Tom Bevan 4 November 2015

Tracy Letts’ 1993 blood-spattered extravaganza, Killer Joe is a play that knows exactly how to make your heart race and your skin crawl. Upon taking the dark comedy to the screen in 2012, when Letts first approached Matthew McConaughey with the script and an offer to audition for Joe, McConaughey rejected flat out, remarking that he felt ‘dirty’ just from skimming it. In this week’s production at the Corpus Playroom there are definitely moments that make the viewer uncomfortable; but much like in the case of McConaughey, who accepted the role after a second read, the necessity of these devices and the brilliance of the Texas tale gradually emerges.

The trailer truck set, ever-littered with Wendy’s and KFC, brings the tiny Corpus Playroom stage to life, gently reinforcing the idea that we’re dealing with a place very different to Cambridge. Consisting of a Dallas family desperate for a mother’s life insurance money and a cop-turned-hitman who agrees to the deed, the five-person cast proficiently handles the complex and dialogue-heavy family dynamic as it unfolds.  Andreea Tudose makes a captivating Dottie, conveying the childlike naivety of the character with unsettling authenticity, whilst Will Bishop steals the stage as a slow, piercing and authoritative Joe.  Hunching, lip-smacking and dead-pan Joe Shalom delivers many of the production’s laughs as Ansel, flaunting the most convincing Southern twang; meanwhile Jack Parham and Rebecca Thomas, as Chris and Sharla, rise to the substantial demands of their roles with room to push them further still.

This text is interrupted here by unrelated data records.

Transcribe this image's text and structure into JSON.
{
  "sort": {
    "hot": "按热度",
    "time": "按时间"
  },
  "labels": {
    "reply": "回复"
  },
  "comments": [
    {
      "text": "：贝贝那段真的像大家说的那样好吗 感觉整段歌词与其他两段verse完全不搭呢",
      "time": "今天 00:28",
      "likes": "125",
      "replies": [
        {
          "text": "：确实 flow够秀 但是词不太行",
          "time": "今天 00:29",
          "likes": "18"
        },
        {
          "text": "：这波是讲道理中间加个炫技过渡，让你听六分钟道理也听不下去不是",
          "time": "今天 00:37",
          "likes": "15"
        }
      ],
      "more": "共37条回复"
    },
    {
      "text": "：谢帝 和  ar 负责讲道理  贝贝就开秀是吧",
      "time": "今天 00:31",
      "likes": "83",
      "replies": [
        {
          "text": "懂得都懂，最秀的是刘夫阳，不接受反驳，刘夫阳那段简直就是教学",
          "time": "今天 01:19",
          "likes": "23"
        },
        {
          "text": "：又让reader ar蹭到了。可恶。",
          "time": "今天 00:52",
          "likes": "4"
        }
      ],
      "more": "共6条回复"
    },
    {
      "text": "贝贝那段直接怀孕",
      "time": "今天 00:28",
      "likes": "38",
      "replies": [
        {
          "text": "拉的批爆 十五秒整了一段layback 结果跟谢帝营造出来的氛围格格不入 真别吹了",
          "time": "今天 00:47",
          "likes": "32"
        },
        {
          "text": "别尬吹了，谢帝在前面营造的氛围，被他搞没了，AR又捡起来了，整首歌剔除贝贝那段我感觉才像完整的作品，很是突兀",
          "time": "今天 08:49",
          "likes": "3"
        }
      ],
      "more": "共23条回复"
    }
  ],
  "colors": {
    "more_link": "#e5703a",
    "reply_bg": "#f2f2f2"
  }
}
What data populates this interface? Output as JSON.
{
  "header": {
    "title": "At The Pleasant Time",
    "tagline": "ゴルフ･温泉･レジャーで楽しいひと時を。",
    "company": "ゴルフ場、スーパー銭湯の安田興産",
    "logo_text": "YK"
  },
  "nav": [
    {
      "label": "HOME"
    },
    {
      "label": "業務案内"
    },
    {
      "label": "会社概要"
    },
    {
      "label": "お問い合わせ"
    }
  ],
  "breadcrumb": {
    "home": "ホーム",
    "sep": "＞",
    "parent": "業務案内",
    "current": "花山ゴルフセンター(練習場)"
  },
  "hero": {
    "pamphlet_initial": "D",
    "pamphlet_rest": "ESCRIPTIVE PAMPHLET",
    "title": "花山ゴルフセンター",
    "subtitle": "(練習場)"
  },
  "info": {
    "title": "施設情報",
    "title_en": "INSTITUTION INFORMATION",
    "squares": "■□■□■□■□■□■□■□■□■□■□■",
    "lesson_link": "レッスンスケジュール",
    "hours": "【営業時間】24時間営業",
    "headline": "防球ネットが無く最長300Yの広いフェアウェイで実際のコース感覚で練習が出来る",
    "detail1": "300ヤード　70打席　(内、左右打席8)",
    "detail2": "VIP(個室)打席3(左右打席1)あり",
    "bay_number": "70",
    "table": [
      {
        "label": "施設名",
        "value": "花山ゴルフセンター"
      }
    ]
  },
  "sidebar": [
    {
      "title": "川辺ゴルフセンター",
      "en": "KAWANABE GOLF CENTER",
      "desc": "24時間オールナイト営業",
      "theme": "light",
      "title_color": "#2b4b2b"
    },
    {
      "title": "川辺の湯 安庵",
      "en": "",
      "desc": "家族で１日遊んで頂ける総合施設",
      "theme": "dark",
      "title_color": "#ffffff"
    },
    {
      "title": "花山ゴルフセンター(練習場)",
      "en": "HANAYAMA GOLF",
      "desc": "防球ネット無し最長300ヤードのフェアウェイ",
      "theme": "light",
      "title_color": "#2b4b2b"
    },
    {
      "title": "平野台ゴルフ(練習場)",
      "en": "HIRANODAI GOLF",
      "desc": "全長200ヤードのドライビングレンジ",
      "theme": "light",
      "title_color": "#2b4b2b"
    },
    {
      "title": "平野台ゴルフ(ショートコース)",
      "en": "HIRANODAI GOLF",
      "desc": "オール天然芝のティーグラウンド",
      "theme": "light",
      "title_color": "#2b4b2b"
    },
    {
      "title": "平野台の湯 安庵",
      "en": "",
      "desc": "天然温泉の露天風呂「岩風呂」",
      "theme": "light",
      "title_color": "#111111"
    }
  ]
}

Despite pacing sometimes falling off beat with occasional lapses in comic timing and patches of slowness quickly followed by chaos and slaughter, a generous peppering of grotesque twists keep us on our toes throughout this queasy tale. Costumes are clever, namely utilising cowboy boots, exaggerated visible panty-lines and a plait annoyingly tucked into the neck of a top for 45 minutes to subtly assist its already strong character development.

Killer Joe is nail-biting and multi-layered despite the potential constraints of both the size of the cast and the space. Although the rhythm occasionally becomes weary, with the audience left wondering when the next plot point in the dialogue heavy script was coming, in the end, the play undoubtedly delivers. We are left grossly unsettled, yet invigorated.